The order, issued under the provisions of the Central Goods and Services Tax Act, 2017, relates to an alleged incorrect classification of certain services under the category of restaurant services. According to the tax authorities, this classification resulted in a short payment of goods and services tax for the period between the financial years 2019-20 and 2021-22.
The demand includes Rs 47.5 crore in GST along with an equal amount as penalty, in addition to applicable interest. The order was received by the company on March 13, 2026.
In a regulatory filing to the BSE Limited and the National Stock Exchange of India Limited, the company said it disagrees with the order and believes its arguments were not adequately considered.
The company is preparing to challenge the decision and plans to file an appeal. It added that once the redressal process is complete, the demand is likely to be dropped.

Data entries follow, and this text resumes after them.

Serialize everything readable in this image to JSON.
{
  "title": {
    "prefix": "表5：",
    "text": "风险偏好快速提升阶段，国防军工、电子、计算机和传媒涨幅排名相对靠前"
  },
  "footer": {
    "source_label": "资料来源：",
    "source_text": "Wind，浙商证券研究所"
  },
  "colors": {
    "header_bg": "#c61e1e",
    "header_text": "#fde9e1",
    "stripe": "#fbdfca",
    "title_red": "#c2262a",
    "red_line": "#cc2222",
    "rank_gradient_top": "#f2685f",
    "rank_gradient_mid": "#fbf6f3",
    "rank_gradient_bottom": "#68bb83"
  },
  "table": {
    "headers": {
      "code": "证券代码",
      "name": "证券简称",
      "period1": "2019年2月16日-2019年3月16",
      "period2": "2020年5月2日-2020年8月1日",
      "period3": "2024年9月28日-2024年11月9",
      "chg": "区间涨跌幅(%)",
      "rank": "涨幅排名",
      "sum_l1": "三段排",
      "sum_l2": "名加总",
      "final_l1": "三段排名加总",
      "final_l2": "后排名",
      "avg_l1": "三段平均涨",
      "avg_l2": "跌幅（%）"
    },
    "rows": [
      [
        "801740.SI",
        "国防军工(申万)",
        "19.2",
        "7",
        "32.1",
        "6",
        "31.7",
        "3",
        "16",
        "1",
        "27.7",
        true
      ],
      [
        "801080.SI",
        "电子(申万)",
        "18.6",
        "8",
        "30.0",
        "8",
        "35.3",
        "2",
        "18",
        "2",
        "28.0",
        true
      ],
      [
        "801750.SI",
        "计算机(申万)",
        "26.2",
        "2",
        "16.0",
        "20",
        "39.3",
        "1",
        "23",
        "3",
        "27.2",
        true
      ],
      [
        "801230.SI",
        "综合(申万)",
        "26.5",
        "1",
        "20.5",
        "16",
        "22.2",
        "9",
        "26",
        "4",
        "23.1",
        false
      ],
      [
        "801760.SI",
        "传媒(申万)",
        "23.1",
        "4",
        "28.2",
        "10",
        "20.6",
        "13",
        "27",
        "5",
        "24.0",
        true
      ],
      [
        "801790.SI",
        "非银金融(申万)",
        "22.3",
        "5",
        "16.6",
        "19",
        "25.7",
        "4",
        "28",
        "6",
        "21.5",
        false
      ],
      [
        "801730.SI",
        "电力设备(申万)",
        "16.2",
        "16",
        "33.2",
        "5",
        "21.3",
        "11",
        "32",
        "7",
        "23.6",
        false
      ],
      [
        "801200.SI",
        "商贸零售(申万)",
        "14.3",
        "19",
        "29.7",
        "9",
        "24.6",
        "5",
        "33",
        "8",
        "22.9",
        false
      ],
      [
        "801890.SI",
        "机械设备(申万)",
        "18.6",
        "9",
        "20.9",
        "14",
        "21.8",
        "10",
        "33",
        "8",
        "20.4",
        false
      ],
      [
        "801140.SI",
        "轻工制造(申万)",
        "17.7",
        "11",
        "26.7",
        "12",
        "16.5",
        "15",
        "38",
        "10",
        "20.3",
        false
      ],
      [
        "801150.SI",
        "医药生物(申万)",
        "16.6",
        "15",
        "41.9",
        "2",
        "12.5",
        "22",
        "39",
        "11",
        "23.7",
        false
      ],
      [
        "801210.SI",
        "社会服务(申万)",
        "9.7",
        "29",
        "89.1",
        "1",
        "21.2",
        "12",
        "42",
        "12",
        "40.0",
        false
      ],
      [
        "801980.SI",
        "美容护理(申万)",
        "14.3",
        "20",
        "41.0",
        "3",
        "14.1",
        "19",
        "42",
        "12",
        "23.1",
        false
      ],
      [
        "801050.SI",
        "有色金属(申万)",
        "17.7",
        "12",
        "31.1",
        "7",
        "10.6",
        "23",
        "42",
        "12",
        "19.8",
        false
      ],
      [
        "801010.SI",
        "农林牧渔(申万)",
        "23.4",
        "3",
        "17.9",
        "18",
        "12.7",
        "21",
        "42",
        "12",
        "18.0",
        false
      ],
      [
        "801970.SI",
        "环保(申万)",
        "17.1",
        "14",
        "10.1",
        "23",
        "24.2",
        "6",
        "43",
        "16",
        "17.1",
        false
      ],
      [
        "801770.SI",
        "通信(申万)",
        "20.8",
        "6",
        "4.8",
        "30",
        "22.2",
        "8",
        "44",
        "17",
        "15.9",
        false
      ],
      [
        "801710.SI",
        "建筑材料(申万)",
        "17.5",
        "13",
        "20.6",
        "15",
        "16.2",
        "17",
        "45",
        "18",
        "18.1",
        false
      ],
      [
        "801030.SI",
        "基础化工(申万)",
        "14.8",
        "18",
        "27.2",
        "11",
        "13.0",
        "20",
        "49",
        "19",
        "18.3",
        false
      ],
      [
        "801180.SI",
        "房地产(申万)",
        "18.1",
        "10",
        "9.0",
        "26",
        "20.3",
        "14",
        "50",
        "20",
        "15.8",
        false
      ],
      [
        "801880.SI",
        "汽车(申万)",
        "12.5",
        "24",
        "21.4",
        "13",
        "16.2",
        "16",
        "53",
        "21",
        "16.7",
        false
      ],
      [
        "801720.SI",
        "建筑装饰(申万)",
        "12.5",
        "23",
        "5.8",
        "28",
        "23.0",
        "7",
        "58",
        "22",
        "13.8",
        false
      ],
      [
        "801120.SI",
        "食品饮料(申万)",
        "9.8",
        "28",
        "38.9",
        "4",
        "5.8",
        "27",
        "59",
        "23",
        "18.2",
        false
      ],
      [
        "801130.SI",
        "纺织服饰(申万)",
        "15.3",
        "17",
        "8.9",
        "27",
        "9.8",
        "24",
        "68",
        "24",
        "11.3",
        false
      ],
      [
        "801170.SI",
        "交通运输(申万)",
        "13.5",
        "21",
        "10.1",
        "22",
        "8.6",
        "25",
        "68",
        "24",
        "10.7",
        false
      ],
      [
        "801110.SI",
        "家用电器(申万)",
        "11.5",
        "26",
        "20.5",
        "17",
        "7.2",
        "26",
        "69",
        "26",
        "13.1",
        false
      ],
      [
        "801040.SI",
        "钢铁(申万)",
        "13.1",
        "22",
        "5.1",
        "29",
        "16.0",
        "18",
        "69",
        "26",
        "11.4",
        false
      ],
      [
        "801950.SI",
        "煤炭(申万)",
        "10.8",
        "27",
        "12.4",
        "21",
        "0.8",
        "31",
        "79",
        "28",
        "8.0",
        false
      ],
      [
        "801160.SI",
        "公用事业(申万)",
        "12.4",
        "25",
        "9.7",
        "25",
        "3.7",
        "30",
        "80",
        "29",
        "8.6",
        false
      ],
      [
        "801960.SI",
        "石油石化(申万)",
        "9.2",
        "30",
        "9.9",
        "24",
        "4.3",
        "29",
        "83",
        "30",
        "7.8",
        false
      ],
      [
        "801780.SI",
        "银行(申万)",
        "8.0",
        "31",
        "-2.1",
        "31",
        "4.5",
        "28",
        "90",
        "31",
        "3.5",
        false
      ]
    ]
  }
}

Despite the sizeable figure attached to the notice, the company said it does not expect any material impact on its financials, operations or other activities.
The disclosure was signed by Suman Hegde, EVP and chief financial officer, who confirmed that the company received the order at 19:06 IST on March 13 and has already initiated steps to contest it.
The development places the quick service restaurant major in the middle of a tax debate that could hinge on how certain restaurant-linked services are classified under GST rules. For now, the company appears ready to take the matter from the tax office to the appeals desk.